Bug 1170495 - clock_gettime64() fails with EPERM in a docker container
clock_gettime64() fails with EPERM in a docker container
Status: NEW
Classification: openSUSE
Product: openSUSE Tumbleweed
Classification: openSUSE
Component: Kernel
Current
Other Other
: P5 - None : Normal (vote)
: ---
Assigned To: Aleksa Sarai
E-mail List
:
Depends on:
Blocks:
  Show dependency treegraph
 
Reported: 2020-04-24 21:48 UTC by Michael Schröder
Modified: 2020-04-27 10:58 UTC (History)
6 users (show)

See Also:
Found By: ---
Services Priority:
Business Priority:
Blocker: ---
Marketing QA Status: ---
IT Deployment: ---


Attachments

Note You need to log in before you can comment on or make changes to this bug.
Description Michael Schröder 2020-04-24 21:48:02 UTC
This is a somewhat weird bug. We got reports that container builds fail for Factory in i586 because zypper can not find packages. After some debugging we found that mkostemp() did not work correctly in libzypp, leading to libzypp being unable to refresh repositories.

After some more debugging I found that this happens when the vdso vsyscall falls back to a real clock_gettime64() syscall. This syscall fails with EPERM when running in a container:

clock_gettime64(CLOCK_MONOTONIC, 0xbffe46dc) = -1 EPERM (Operation not permitted)

I don't see why clock_gettime64() should be restricted in any way.

(It would also be interesting to know why the vdso call needs to do a syscall, but that's a different issue...)
Comment 1 Michael Schröder 2020-04-24 22:07:48 UTC
Hmm, Fabian just wrote me that it's probably just the clock_gettime64 syscall missing from docker's seccomp profile. So this is most likely not a kernel bug.

You may want to investigate what's wrong with the vdso call, though. This is independent of docker, changing the clocksource from tsc to hpet makes the vdso code do a syscall.

This is guest kernel-pae-5.6.4-1.2.i686 running in a host kernel-default-4.12.14-lp151.28.48.1.x86_64
Comment 2 Takashi Iwai 2020-04-25 07:05:47 UTC
(In reply to Michael Schröder from comment #1)
> Hmm, Fabian just wrote me that it's probably just the clock_gettime64
> syscall missing from docker's seccomp profile. So this is most likely not a
> kernel bug.

See bug 1163766 as another example.
Comment 3 Michal Suchanek 2020-04-25 09:35:10 UTC
To be very specific here:

Many seccomp profiles only allow specific syscalls.

However, to be able to support post Y2038 dates, large files, and whatnot 64bit syscall variant needs to be called on a 32bit system.

Profiles that allow a 32bit syscall but not its 64bit variant are broken.

With support for post Y2038 dates many 32bit applications start calling clock_gettime64 instead of clock_gettime which exposes this issue.
Comment 4 Michael Schröder 2020-04-27 08:46:02 UTC
Note that glibc implements clock_gettime() with a clock_gettime64() call on 32bit, so this is not just some applications...

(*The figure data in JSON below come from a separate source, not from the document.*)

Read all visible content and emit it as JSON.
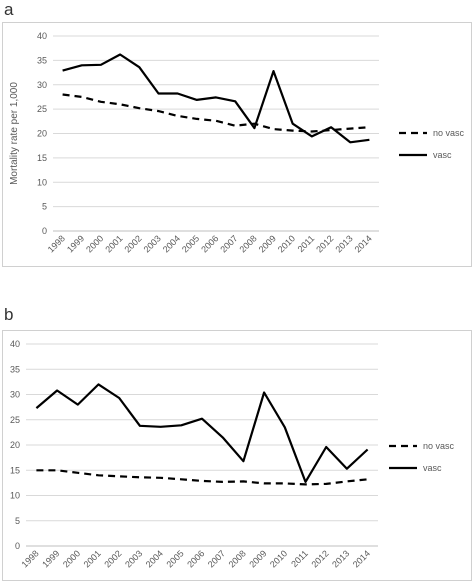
{
  "panels": {
    "a": {
      "letter": "a"
    },
    "b": {
      "letter": "b"
    }
  },
  "colors": {
    "line": "#000000",
    "grid": "#d9d9d9",
    "axis": "#bfbfbf",
    "text": "#595959"
  },
  "chart_data": [
    {
      "type": "line",
      "title": "",
      "xlabel": "",
      "ylabel": "Mortality rate per 1,000",
      "categories": [
        "1998",
        "1999",
        "2000",
        "2001",
        "2002",
        "2003",
        "2004",
        "2005",
        "2006",
        "2007",
        "2008",
        "2009",
        "2010",
        "2011",
        "2012",
        "2013",
        "2014"
      ],
      "ylim": [
        0,
        40
      ],
      "yticks": [
        0,
        5,
        10,
        15,
        20,
        25,
        30,
        35,
        40
      ],
      "grid": "horizontal",
      "legend_position": "right",
      "series": [
        {
          "name": "no vasc",
          "style": "dashed",
          "values": [
            28.0,
            27.5,
            26.5,
            26.0,
            25.2,
            24.6,
            23.6,
            23.0,
            22.6,
            21.6,
            22.0,
            20.9,
            20.6,
            20.4,
            20.7,
            21.0,
            21.3
          ]
        },
        {
          "name": "vasc",
          "style": "solid",
          "values": [
            32.9,
            34.0,
            34.1,
            36.2,
            33.6,
            28.2,
            28.2,
            26.9,
            27.4,
            26.6,
            21.1,
            32.8,
            22.0,
            19.4,
            21.3,
            18.2,
            18.7
          ]
        }
      ]
    },
    {
      "type": "line",
      "title": "",
      "xlabel": "",
      "ylabel": "",
      "categories": [
        "1998",
        "1999",
        "2000",
        "2001",
        "2002",
        "2003",
        "2004",
        "2005",
        "2006",
        "2007",
        "2008",
        "2009",
        "2010",
        "2011",
        "2012",
        "2013",
        "2014"
      ],
      "ylim": [
        0,
        40
      ],
      "yticks": [
        0,
        5,
        10,
        15,
        20,
        25,
        30,
        35,
        40
      ],
      "grid": "horizontal",
      "legend_position": "right",
      "series": [
        {
          "name": "no vasc",
          "style": "dashed",
          "values": [
            15.0,
            15.0,
            14.5,
            14.0,
            13.8,
            13.6,
            13.5,
            13.2,
            12.9,
            12.7,
            12.8,
            12.4,
            12.4,
            12.2,
            12.3,
            12.8,
            13.2
          ]
        },
        {
          "name": "vasc",
          "style": "solid",
          "values": [
            27.3,
            30.8,
            28.0,
            32.0,
            29.3,
            23.8,
            23.6,
            23.9,
            25.2,
            21.5,
            16.8,
            30.4,
            23.5,
            12.7,
            19.6,
            15.3,
            19.1
          ]
        }
      ]
    }
  ]
}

Anyway, the big question is why the syscall is needed at all and it's not just the vdso code reading the values from memory.
Comment 5 Fabian Vogt 2020-04-27 10:20:42 UTC
Reassigning to docker maintainers, as that's the root cause.

(In reply to Michael Schröder from comment #4)
> Note that glibc implements clock_gettime() with a clock_gettime64() call on
> 32bit, so this is not just some applications...

Unlike the statx case, here it's actually feasible to work around this in glibc (if desirable) by just treating EPERM like ENOSYS. Adding glibc maintainer to CC.

> Anyway, the big question is why the syscall is needed at all and it's not
> just the vdso code reading the values from memory.

Some clocksources don't have vdso support. I see the same here with kvm-clock, but after switching to tsc vdso works again. So this is presumably expected.
Comment 6 Michal Suchanek 2020-04-27 10:58:51 UTC
Also some containers don't have vdso support at all.

IIRC you need the vdso binaries that are provided in /lib/modules by the kernel package and it is typically not installed in containers.